= Death of Merit =

Indian documentary series

The Death of Merit is a four-part documentary series. The first three parts were created by the Insight Foundation, a Dalit-Adivasi student group. The fourth was posted by Round Table India. The whole series has been edited by Gurinder Azad and team. The documentary series focuses on caste-based discrimination in the Indian higher education system and the suicides of Dalit students in Indian campuses. The Wire, states that the "Death of Merit, remains one of the most crucial documentations of forms of discrimination faced by Bahujan students in university spaces."

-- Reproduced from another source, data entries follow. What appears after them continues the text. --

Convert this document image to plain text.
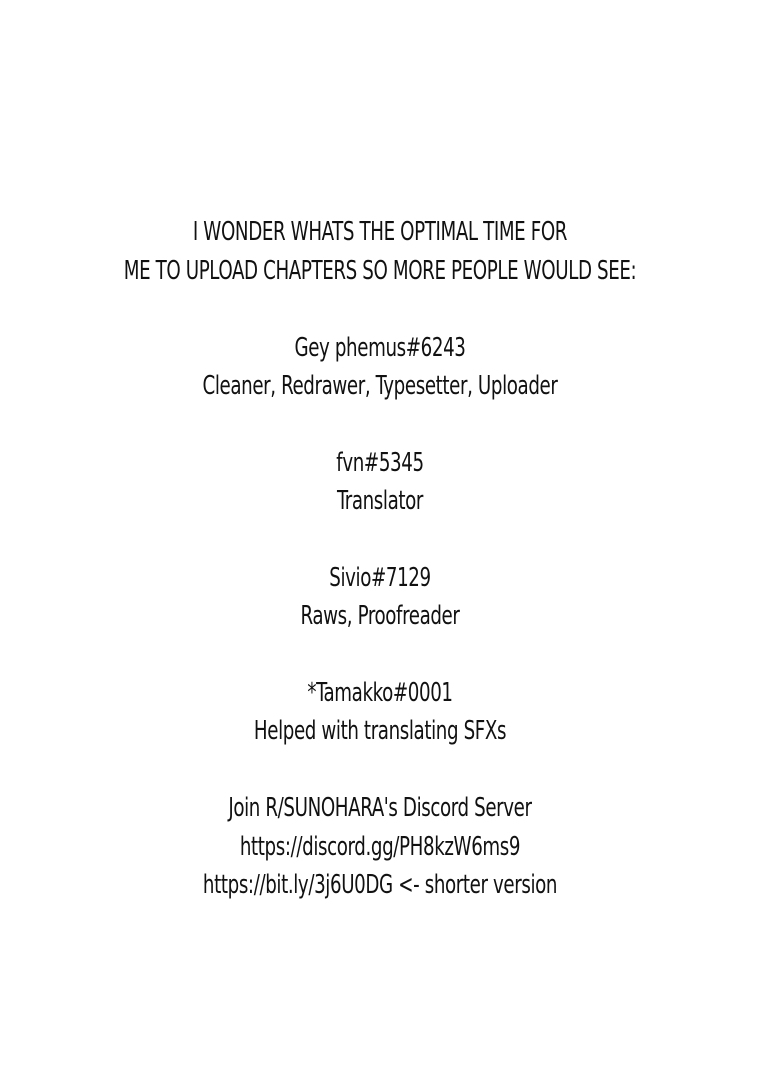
I WONDER WHATS THE OPTIMAL TIME FOR
ME TO UPLOAD CHAPTERS SO MORE PEOPLE WOULD SEE:
Gey phemus#6243
Cleaner, Redrawer, Typesetter, Uploader
fvn#5345
Translator
Sivio#7129
Raws, Proofreader
*Tamakko#0001
Helped with translating SFXs
Join R/SUNOHARA's Discord Server
https://discord.gg/PH8kzW6ms9
https://bit.ly/3j6U0DG <- shorter version
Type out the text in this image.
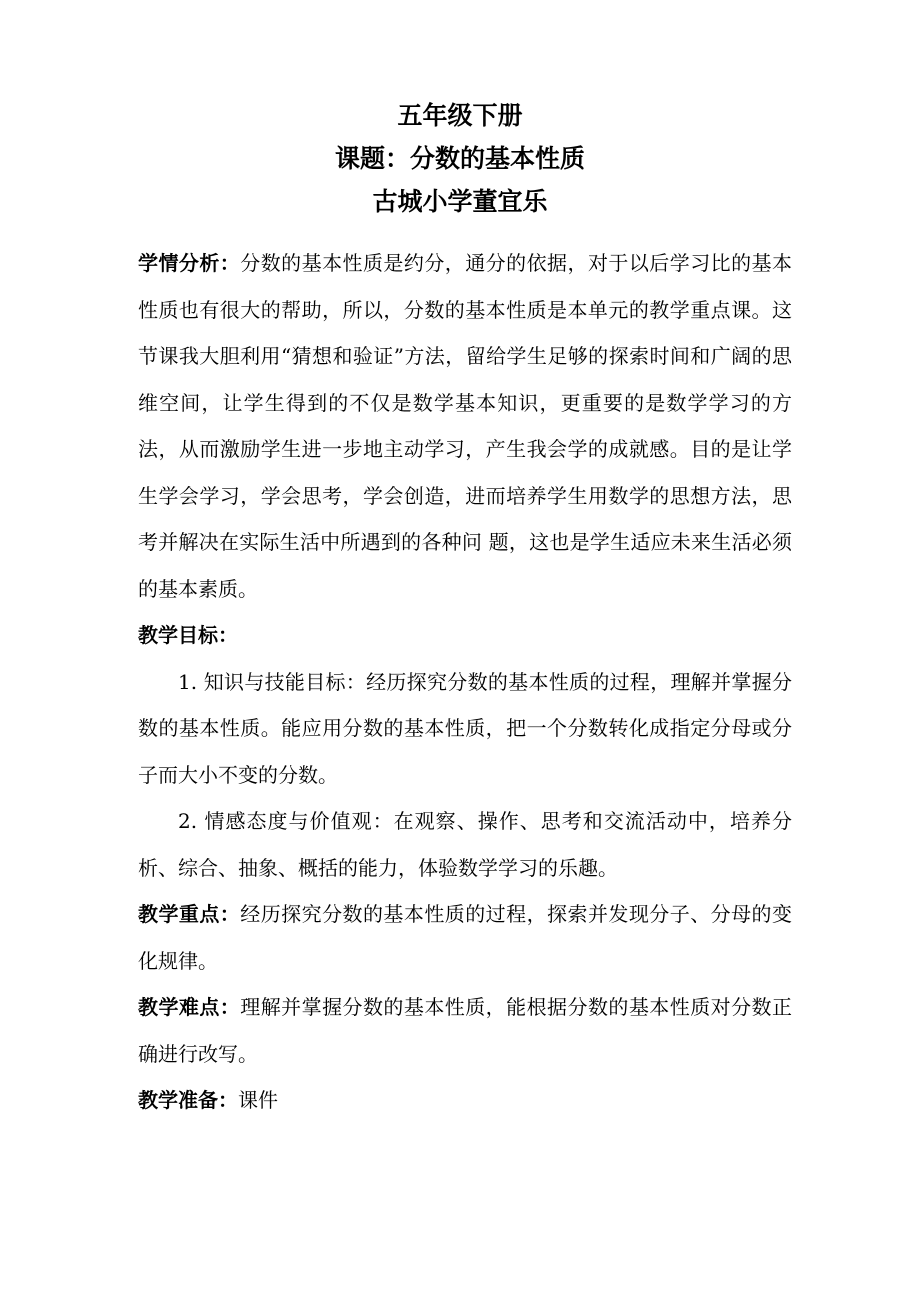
五年级下册
课题：分数的基本性质
古城小学董宜乐

学情分析：分数的基本性质是约分，通分的依据，对于以后学习比的基本性质也有很大的帮助，所以，分数的基本性质是本单元的教学重点课。这节课我大胆利用“猜想和验证”方法，留给学生足够的探索时间和广阔的思维空间，让学生得到的不仅是数学基本知识，更重要的是数学学习的方法，从而激励学生进一步地主动学习，产生我会学的成就感。目的是让学生学会学习，学会思考，学会创造，进而培养学生用数学的思想方法，思考并解决在实际生活中所遇到的各种问 题，这也是学生适应未来生活必须的基本素质。

教学目标：

1. 知识与技能目标：经历探究分数的基本性质的过程，理解并掌握分数的基本性质。能应用分数的基本性质，把一个分数转化成指定分母或分子而大小不变的分数。

2. 情感态度与价值观：在观察、操作、思考和交流活动中，培养分析、综合、抽象、概括的能力，体验数学学习的乐趣。

教学重点：经历探究分数的基本性质的过程，探索并发现分子、分母的变化规律。

教学难点：理解并掌握分数的基本性质，能根据分数的基本性质对分数正确进行改写。

教学准备：课件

The videos are available on YouTube.

== Synopsis ==
Each part focuses on a specific student who committed suicide and are based on the testimonies of their parents and family members. These interviewees posit that the suicides were a result of caste-based hostility and harassment Dalit and Adivasi students have had to suffer from the faculties, fellow students, and administration in some of the country's premier educational institutions.

=== Balmukund Bharti ===
The first part of the documentary focuses on Dr. Balmukund Bharti, a final year MBBS student from All India Institute of Medical Sciences, New Delhi, who committed suicide on 3 March 2010. This was published in two parts on 24 April 2011 on the group's blog and documents the testimonies of parents and family members.

=== Jaspreet Singh ===
Part two, entitled Dr. Jaspreet Singh: The Death of Merit – Another Documentary, documents the testimonies of parents and family members of Dr. Jaspreet Singh, a final year MBBS student from Government Medical College and Hospital, Chandigarh, who committed suicide on 27 January 2008.

=== Manish Kumar Guddolian ===
The third in the series is titled The Death of Merit: Manish Kumar (IIT Roorkee) documents testimonies of parents and family members of Manish Kumar Guddolian, a second year student who was graduating from the Department of Computer Science & Information Technology, at Indian Institute of Technology (IIT) Roorkee, who committed suicide by jumping from the fifth floor of his hostel on 6 February 2011. This was released in two parts.

=== Ajay Sree Chandra ===
The fourth part in the series, The Death of Merit: Dr. V. Ajay Sree Chandra [A Documentary Film], focuses on Dr. Ajay Sree Chandra. Chandra committed suicide by hanging on 27 August 2007 in one of the hostel rooms in IIScl.